Homélie du cardinal Albino Luciani pour la Veillée pascale, Venise, 21 avril 1973
Saint Paul dit: «Il a été mis au tombeau… il est ressuscité le troisième jour… il est apparu à Céphas, puis aux Douze. Ensuite il est apparu à plus de cinq cents frères à la fois – la plupart d’entre eux vivent encore…; ensuite il est apparu à Jacques, puis à tous les apôtres. Et en tout dernier lieu, il m’est apparu à moi aussi» (1 Co 15, 4-9). Paul emploie ici quatre fois le verbe apparaître en insistant sur la perception visuelle; or l’œil ne voit pas quelque chose d’intérieur mais d’extérieur à nous, une réalité distincte de nous, qui s’impose du dehors. Cela écarte la thèse d’une hallucination dont, du reste, les apôtres furent les premiers à avoir peur. Ils pensèrent en effet d’abord qu’ils voyaient un esprit et non le vrai Jésus, au point que celui-ci dut les rassurer: «Pourquoi tout ce trouble, et pourquoi des doutes s’élèvent-ils en vos cœurs? Voyez mes mains et mes pieds; c’est bien moi! Touchez-moi et rendez-vous compte qu’un esprit n’a ni chair ni os, comme vous voyez que j’en ai!» (Lc 24, 38). Ceux-ci ne croyaient pas encore et Jésus leur dit: «“Avez-vous ici quelque chose à manger?”. Ils lui présentèrent un morceau de poisson grillé. Il le prit et le mangea sous leurs yeux» (Lc 24, 41-43). L’incrédulité initiale ne fut donc pas seulement le fait de Thomas mais celui de tous les apôtres, gens sains, robustes, réalistes, allergiques à tout phénomène d’hallucination, qui ne se sont rendus que devant l’évidence des faits.

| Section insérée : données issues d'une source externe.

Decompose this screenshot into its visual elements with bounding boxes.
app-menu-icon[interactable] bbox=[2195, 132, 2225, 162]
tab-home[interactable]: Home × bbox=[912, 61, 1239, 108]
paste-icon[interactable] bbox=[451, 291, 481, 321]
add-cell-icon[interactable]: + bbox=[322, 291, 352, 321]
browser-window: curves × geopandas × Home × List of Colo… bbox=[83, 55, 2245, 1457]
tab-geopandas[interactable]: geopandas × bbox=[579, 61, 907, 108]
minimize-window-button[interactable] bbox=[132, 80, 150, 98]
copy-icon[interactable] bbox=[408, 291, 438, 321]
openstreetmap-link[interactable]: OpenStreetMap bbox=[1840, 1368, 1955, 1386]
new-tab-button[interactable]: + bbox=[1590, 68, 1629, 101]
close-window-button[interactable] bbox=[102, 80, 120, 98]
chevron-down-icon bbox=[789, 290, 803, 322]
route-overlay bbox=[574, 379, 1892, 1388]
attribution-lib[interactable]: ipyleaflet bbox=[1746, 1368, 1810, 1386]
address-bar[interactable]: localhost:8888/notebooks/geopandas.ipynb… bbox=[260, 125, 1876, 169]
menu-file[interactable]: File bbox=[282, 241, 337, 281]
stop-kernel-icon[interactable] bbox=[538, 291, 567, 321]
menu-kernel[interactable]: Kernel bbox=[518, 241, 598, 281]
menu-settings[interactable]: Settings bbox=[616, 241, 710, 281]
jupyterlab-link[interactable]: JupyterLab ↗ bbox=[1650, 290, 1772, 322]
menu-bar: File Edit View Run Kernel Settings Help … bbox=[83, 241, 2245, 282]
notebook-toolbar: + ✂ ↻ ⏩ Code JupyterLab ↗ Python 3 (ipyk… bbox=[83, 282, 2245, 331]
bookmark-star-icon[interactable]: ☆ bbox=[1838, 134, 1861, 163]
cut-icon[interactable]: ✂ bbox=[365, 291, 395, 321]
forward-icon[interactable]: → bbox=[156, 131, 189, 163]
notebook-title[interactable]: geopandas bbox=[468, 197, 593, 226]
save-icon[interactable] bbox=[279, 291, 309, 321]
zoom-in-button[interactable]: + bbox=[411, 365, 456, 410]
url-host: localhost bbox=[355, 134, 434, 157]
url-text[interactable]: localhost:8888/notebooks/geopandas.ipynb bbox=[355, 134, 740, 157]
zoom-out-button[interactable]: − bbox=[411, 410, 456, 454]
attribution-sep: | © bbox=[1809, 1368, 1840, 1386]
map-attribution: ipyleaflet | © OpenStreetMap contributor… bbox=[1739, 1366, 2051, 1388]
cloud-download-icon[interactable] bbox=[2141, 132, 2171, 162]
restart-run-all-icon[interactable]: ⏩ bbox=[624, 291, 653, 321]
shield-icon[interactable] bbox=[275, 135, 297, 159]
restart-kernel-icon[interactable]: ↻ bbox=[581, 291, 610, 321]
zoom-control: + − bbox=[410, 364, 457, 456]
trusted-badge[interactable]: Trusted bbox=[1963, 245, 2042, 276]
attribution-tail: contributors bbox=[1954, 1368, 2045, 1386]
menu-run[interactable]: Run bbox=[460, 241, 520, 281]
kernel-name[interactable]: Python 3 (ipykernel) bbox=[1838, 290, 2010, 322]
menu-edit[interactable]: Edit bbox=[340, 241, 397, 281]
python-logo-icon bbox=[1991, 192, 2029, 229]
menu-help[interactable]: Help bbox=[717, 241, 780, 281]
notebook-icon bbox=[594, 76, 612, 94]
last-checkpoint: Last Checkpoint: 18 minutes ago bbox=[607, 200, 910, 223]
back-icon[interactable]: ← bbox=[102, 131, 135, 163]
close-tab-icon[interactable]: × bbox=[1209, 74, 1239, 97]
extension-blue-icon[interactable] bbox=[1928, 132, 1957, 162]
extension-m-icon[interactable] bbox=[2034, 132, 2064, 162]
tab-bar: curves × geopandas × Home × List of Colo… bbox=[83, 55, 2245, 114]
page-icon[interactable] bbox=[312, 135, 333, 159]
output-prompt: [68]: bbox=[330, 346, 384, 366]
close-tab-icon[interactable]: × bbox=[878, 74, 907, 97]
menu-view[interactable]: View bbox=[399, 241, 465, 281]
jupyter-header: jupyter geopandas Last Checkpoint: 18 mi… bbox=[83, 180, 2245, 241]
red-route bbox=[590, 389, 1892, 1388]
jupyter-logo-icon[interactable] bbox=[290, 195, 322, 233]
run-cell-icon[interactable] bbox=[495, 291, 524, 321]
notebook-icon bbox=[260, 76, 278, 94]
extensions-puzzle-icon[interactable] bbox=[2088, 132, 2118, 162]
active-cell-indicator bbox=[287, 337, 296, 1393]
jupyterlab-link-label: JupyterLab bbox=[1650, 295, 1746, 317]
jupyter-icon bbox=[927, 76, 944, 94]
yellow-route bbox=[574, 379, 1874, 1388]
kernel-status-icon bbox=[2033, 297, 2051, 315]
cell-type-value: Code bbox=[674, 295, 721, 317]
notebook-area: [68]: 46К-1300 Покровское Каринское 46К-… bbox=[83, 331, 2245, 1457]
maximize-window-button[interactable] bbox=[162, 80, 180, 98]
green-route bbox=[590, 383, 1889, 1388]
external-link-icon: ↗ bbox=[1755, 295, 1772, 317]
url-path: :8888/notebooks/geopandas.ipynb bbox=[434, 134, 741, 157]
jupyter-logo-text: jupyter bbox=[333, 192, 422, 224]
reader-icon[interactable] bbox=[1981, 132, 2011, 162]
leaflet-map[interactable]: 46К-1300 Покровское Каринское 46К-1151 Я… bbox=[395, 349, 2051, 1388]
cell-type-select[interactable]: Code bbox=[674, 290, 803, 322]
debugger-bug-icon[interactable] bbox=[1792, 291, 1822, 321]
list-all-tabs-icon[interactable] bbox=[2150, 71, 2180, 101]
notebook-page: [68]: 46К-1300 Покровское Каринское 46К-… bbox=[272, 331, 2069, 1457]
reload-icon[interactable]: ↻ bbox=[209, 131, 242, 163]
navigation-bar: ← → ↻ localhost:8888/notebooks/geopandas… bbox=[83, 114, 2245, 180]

Avec un matériel humain de ce genre, il était aussi très improbable de passer de l’idée d’un Christ qui méritait de revivre spirituellement dans les cœurs à l’idée d’une résurrection corporelle à force de réflexion et d’enthousiasme. D’ailleurs, après la mort du Christ, à la place de l’enthousiasme, il n’y avait chez les apôtres que découragement et déception. Et puis, ensuite, le temps manquait : ce n’est pas en quinze jours qu’un important groupe de personnes qui n’ont pas l’habitude de spéculer change en bloc de mentalité sans le soutien de preuves solides!».